Los simios adoraban a sus mitos.
Para los simios, la cocina significaba el reencuentro diario con aquello que les daba placer. La expresión de la manada se comprobaba a través de su oficio en los fuegos. La bondad emanaba en elaboraciones como el salmonete con el parmentier de sus interiores o la nueva receta de la raya. Se masticaba la alegría al probar el lomo de ciervo con membrillo o el dulce de tatín con su helado y crema fresca. En su recetario, quedó grabada para la historia la liebre estofada al Vandouvan (una especia de alholva y mostaza) con puré de apionabo. Sin duda, para los simios la vida se definía a través de los platos que cocinaban.
Una de las escenas más espléndidas contempladas era la reacción de los humanos al entrar en contacto con la filosofía hostelera de los simios. Los hombres, sumidos en su declive, sentían el mimo derrochado por los monos en cada detalle en la sala, esa atmósfera tan cálida y natural. Era tal la placidez encontrada allí que retornar a su estatus humanoide les sumía en la más profunda infelicidad.
Sin sala no hay cocina, era una de las consignas de los simios.

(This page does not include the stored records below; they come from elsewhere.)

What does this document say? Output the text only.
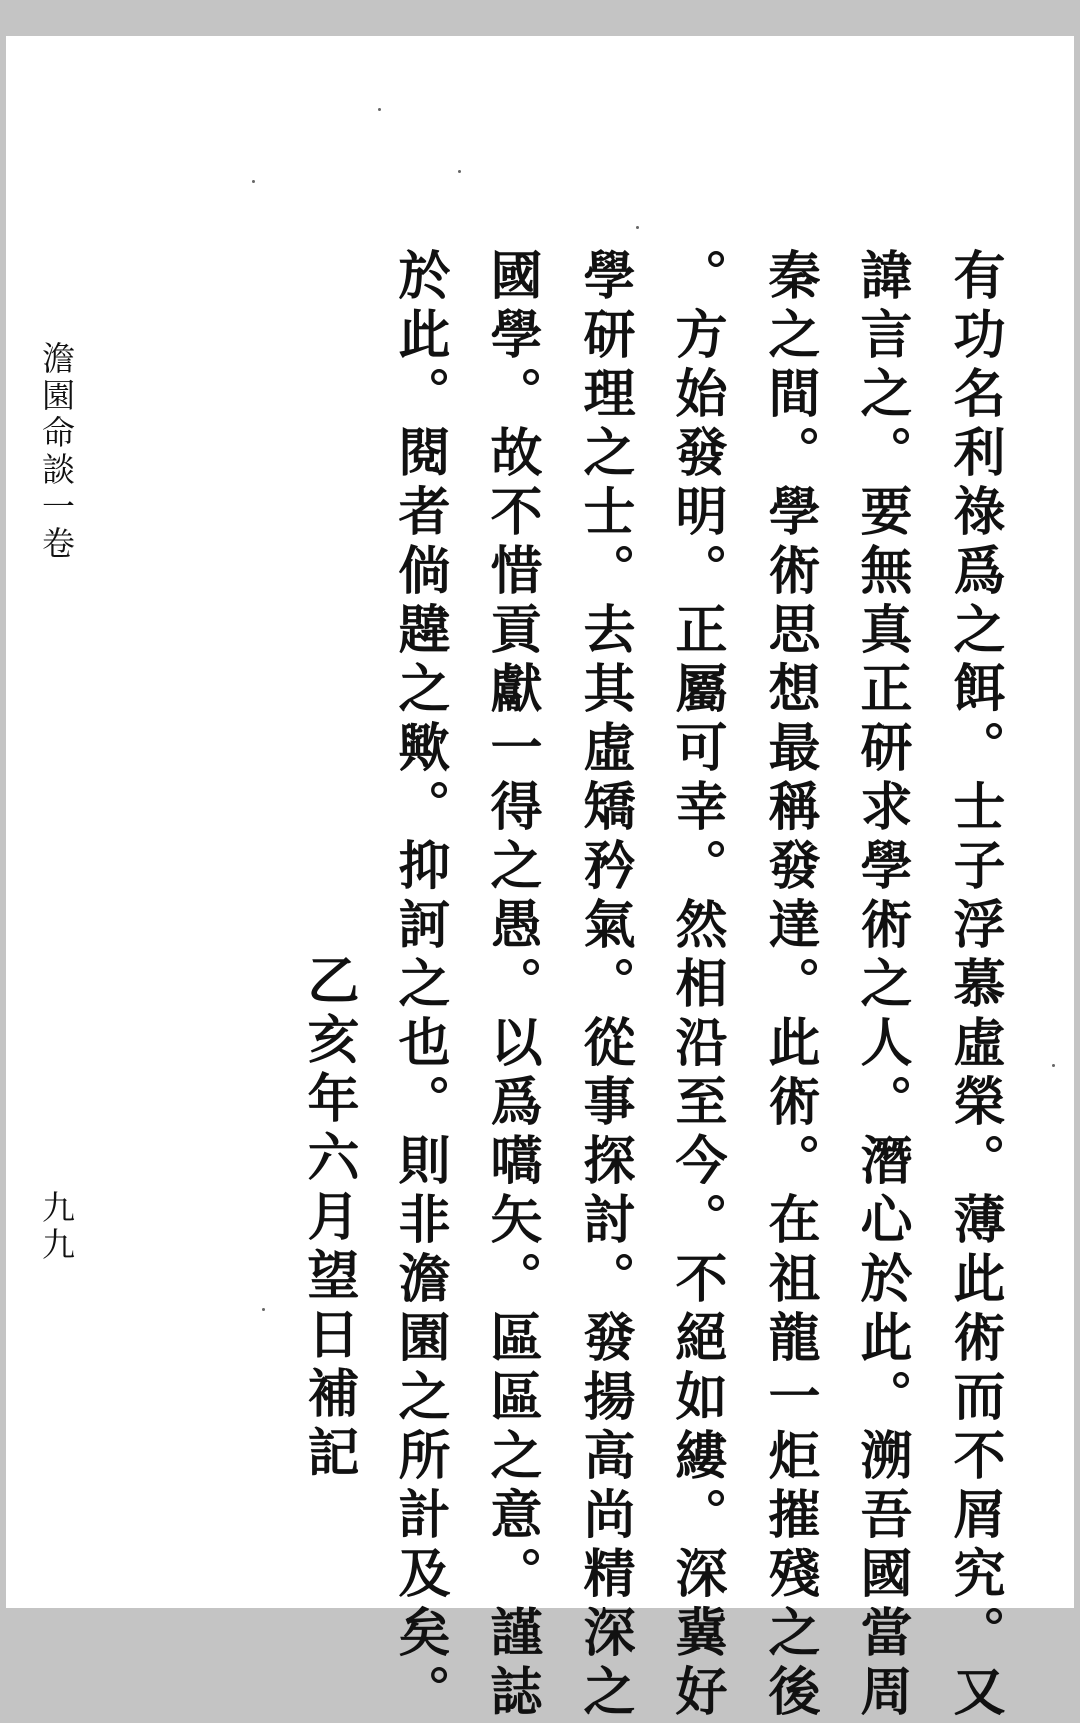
有功名利祿爲之餌。士子浮慕虛榮。薄此術而不屑究。又
諱言之。要無真正研求學術之人。潛心於此。溯吾國當周
秦之間。學術思想最稱發達。此術。在祖龍一炬摧殘之後
。方始發明。正屬可幸。然相沿至今。不絕如縷。深冀好
學研理之士。去其虛矯矜氣。從事探討。發揚高尚精深之
國學。故不惜貢獻一得之愚。以爲嚆矢。區區之意。謹誌
於此。閱者倘韙之歟。抑訶之也。則非澹園之所計及矣。
乙亥年六月望日補記
澹園命談一卷
九九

Los simios debatían la conveniencia de su papel como redentores de aquella especie. Voces dentro de la manada denunciaban la actitud de los hombres. "Mira cómo están sus neveras y te dirá cómo es su vida", sostenía uno de los simios, nacido en Ávila, mientras terminaba de poner a punto la receta de lomo de muflón - carne de caza mayor parecido al gamo- con jugo de cebollas.
Para su salvación, los humanos deberían corregir el pasado más inmediato. Volver a conocer las temporadas en la cocina, y apreciarlas. Retornar al mercado. Ser sensibles a las cosas de comer. Entusiasmarse con un salteado de seta de cardo, alcachofa, jugo de carne y papada o apreciar la sencillez de un lomo de bonito en tataki bajo el suave aderezo de una vinagreta de soja. Ante sabores así, a los simios se les ponían los pelos de punta ¡Qué estampa!
Para lograr cualquier avance, los simios conocían de la necesidad de dominar la técnica.
Los hombres tuvieron derecho a una segunda oportunidad sobre la tierra. Entendieron que la gastronomía era el arte de querer hacer feliz al prójimo y la satisfacción que se encuentra en ese ejercicio. Los valores de la cocina les señalaron la senda por donde guiar sus vidas.
En aquel momento, la voz de una mujer tras la barra reclamó la atención para que le informaran acerca de la oferta de quesos de Antony al peso para llevar y le cobraran el mollete con aceite y tomate de su desayuno. "Ahora mismo", espetó Marina, sorprendida en su interior de la historia tan deliciosa que acababa de estar imaginando.